Relative proportions of CCGG methylation state (mCmCGG, CmCGG, CCGG and mCCGG/i-CmCGG) in 724 MSAP loci of cultivars in the five EAHB morphological groups

Geographic epigenetic differentiation of genetically identical EAHB populations

As DNA methylation patterns only vary slightly between morphological groups, we considered what other factors might explain the epigenetic differentiation in EAHB. We considered the possibility of underlying epigenetic population structure not relating to morphology within the sampled bananas. Hence, we analysed the populations with Structure (Pritchard et al. 2010), assigning each cultivar to (epi)-populations (K), identified as migrants or admixed using MSAP multilocus genotype data independent of prior population information (Pritchard et al. 2000). The optimal number of Ks (1–10) was determined to be K = 5 (Fig. 4a) using both methylation-susceptible loci (MSL) and non-methylated loci (NML) datasets, as described in Methods. This resolved two groups indicative of the Dessert bananas and the Plantains, a group present in all groups except the Plantains (particularly in sample 61), and two groups that clustered according to whether the samples were taken from the Kenyan or Ugandan sites (Fig. 4b). We conclude that genetically near-identical EAHB cultivars are epigenetically distinguished on the basis of DNA methylation patterns that are associated with the two geographic regions (Uganda vs Kenya) from which they were sampled. To reflect this, outgroup 1, an EAHB from the Kenyan site of Unknown morphological grouping, was reclassified as part of the 90 cultivars, which henceforth are distinguished on the basis of sampling origin.

Fig. 4
figure 4

Epigenetic population structure and PCA of the EAHB. a Evanno test for determining the number of populations within the MSAFLP loci, b population structure was evaluated using STRUCTURE v2.3.3

To further investigate the DNA methylation patterns in the five EAHB morphological groups, we generated a covariance matrix of their respective methylation profiles to perform between-group Eigen analysis (BPCA), with groups assigned based on the origin of the sample (Fig. 5). The first two axes of the BPCA for the MSL accounted for 82.9% of the total inertia between groups (Fig. 5a) while the first two axes of the BPCA for the NML summarized 97.2% of the inertia.

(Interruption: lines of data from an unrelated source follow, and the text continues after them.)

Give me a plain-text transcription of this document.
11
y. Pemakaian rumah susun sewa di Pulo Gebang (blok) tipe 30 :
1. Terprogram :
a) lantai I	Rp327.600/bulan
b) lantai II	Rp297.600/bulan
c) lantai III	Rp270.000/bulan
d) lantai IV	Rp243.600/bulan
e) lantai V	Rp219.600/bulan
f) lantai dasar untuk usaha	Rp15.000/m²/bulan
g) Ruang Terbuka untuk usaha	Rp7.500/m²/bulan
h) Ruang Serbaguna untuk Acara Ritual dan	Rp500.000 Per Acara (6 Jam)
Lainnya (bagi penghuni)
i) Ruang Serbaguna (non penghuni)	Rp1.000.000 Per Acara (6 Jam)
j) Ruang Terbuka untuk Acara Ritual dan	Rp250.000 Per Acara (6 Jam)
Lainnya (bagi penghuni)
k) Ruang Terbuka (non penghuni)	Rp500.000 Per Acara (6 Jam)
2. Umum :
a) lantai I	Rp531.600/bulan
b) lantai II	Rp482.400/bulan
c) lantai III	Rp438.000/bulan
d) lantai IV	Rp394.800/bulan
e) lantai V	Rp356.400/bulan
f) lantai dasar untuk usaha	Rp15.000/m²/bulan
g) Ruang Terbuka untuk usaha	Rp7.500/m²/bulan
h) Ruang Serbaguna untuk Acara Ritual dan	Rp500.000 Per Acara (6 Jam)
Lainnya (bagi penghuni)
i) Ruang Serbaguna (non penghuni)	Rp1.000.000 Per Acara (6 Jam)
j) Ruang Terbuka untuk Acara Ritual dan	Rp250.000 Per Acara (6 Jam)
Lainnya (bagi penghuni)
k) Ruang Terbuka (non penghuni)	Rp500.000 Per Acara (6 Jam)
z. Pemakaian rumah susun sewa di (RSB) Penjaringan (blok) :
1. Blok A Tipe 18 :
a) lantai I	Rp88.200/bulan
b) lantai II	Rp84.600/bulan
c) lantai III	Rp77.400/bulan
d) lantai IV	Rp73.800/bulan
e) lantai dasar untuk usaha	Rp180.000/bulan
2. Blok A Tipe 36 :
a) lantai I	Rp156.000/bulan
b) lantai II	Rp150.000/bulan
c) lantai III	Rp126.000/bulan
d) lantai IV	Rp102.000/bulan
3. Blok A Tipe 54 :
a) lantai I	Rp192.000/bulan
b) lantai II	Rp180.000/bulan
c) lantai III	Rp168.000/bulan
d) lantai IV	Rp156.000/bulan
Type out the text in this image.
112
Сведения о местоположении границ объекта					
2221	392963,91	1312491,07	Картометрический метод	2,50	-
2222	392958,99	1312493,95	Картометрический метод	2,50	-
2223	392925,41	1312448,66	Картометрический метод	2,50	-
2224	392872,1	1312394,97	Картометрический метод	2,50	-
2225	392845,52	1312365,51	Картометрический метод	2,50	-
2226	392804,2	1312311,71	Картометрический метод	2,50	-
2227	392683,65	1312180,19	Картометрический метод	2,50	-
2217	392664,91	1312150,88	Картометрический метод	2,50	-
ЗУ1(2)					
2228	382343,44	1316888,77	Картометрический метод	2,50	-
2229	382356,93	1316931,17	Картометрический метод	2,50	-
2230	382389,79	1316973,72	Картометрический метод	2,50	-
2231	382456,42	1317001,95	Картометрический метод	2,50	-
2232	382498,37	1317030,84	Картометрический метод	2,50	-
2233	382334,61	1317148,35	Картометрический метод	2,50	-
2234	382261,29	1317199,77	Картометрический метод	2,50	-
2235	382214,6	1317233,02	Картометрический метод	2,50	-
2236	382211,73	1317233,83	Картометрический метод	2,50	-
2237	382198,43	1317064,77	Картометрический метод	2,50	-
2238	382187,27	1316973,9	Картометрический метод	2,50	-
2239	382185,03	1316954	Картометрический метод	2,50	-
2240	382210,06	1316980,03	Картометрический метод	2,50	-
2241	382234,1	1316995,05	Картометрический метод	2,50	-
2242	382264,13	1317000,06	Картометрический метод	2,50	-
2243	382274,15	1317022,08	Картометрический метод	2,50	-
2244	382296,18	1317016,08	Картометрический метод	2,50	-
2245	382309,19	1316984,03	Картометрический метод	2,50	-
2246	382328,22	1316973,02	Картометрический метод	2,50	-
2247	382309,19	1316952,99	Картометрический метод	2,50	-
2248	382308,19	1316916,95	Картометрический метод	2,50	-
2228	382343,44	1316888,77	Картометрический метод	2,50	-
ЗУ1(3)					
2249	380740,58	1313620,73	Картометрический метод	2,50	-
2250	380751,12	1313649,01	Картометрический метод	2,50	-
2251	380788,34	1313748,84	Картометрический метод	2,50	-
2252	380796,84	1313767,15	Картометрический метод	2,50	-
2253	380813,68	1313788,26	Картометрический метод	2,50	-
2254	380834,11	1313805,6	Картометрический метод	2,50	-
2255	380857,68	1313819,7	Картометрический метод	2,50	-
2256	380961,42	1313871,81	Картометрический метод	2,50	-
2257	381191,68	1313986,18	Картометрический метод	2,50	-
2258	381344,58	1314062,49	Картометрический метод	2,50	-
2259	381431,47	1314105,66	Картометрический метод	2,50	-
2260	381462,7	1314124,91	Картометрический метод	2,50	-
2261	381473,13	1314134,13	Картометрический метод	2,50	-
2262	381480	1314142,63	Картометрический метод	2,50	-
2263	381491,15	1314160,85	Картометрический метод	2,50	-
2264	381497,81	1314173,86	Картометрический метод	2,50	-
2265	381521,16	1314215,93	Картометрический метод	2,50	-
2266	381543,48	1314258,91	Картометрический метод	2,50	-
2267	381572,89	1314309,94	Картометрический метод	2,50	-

In terms of the inertia of the PCoAs i.e. the variance both between and within groups; the MSL BPCA accounted for 21.6% of total inertia in the MSL, while the NML BPCA accounted for 49.2%. The MSL displayed separation of the two sampling sites along the first principal component and separation of the outgroups from the EAHBs along the second, while the NML only distinguished the outgroups from the EAHBs along its first two principal components (Fig. 5b). Comparisons of the methylated and non-methylated profiles between the sampling sites showed epigenetic differentiation (as measured by φst values), albeit with greater distance between the EAHB sites and the outgroups than within the EAHBs, while the NML showed very short distances between the EAHBs and considerable distances between the EAHBs and the outgroups (as well as between the two outgroups) (Table 1b). In contrast, the φst values for the morphological groups show little distance between themselves in either the MSL or NML, and very little significance in the comparisons measuring this distance. Distances between the morphological groups and the outgroups show significantly longer distances between the NML of the morphological groups and outgroups than the MSL. The unknown outgroup shows shorter and insignificant distance from the morphological groups, showing evidence it belongs among these groups. Dessert bananas and plantains are of roughly equivalent distance in the NML, but plantains show greater distance in the MSL profiles.

Fig. 5
figure 5

Between-group Eigen analysis (BPCA) based on the a MSL, b NML of the EAHB sampling sites (Kenya and Uganda) and outgroups (AAA—dessert banana, labelled as ‘O3’, and AAB—plantain, labelled as ‘O2’). Component 1 and Component 2 values show the contribution of the two principal components, summarizing the total variance of each data set

Table 1 Pairwise φ-ST values of MSL and NML comparing methylation-sensitive and methylation-insensitive differentiation among (a) the EAHB morphological groups and (b) the sampling site, with outgroups denoted as distinct from the sites

Epigenetically divergent genetic clones and selection of East African Highland banana cultivars

Heritable epigenetic modifications can have morphological, physiological and ecological consequences, including across generations and geographies. Our previous studies have shown that EAHBs are genetically uniform, arising from a single ancestral clone that has since been vegetatively propagated and gave rise to the morphology-based EAHB germplasm collections that exist today (Kitavi et al. 2016). The morphological characteristics that differentiate EAHB cultivars must likely arise as a result of somaclonal mutations, mitotically inherited epigenetic mutations and/or genotype-by-environment (or epigenotype-by-environment) interactions. The epigenetic variation we have detected across the different EAHB cultivars (which are near isogenic) raises the possibility that heritable epigenetic mutations could be the source of phenotypic variation for new EAHB cultivars selected by farmers.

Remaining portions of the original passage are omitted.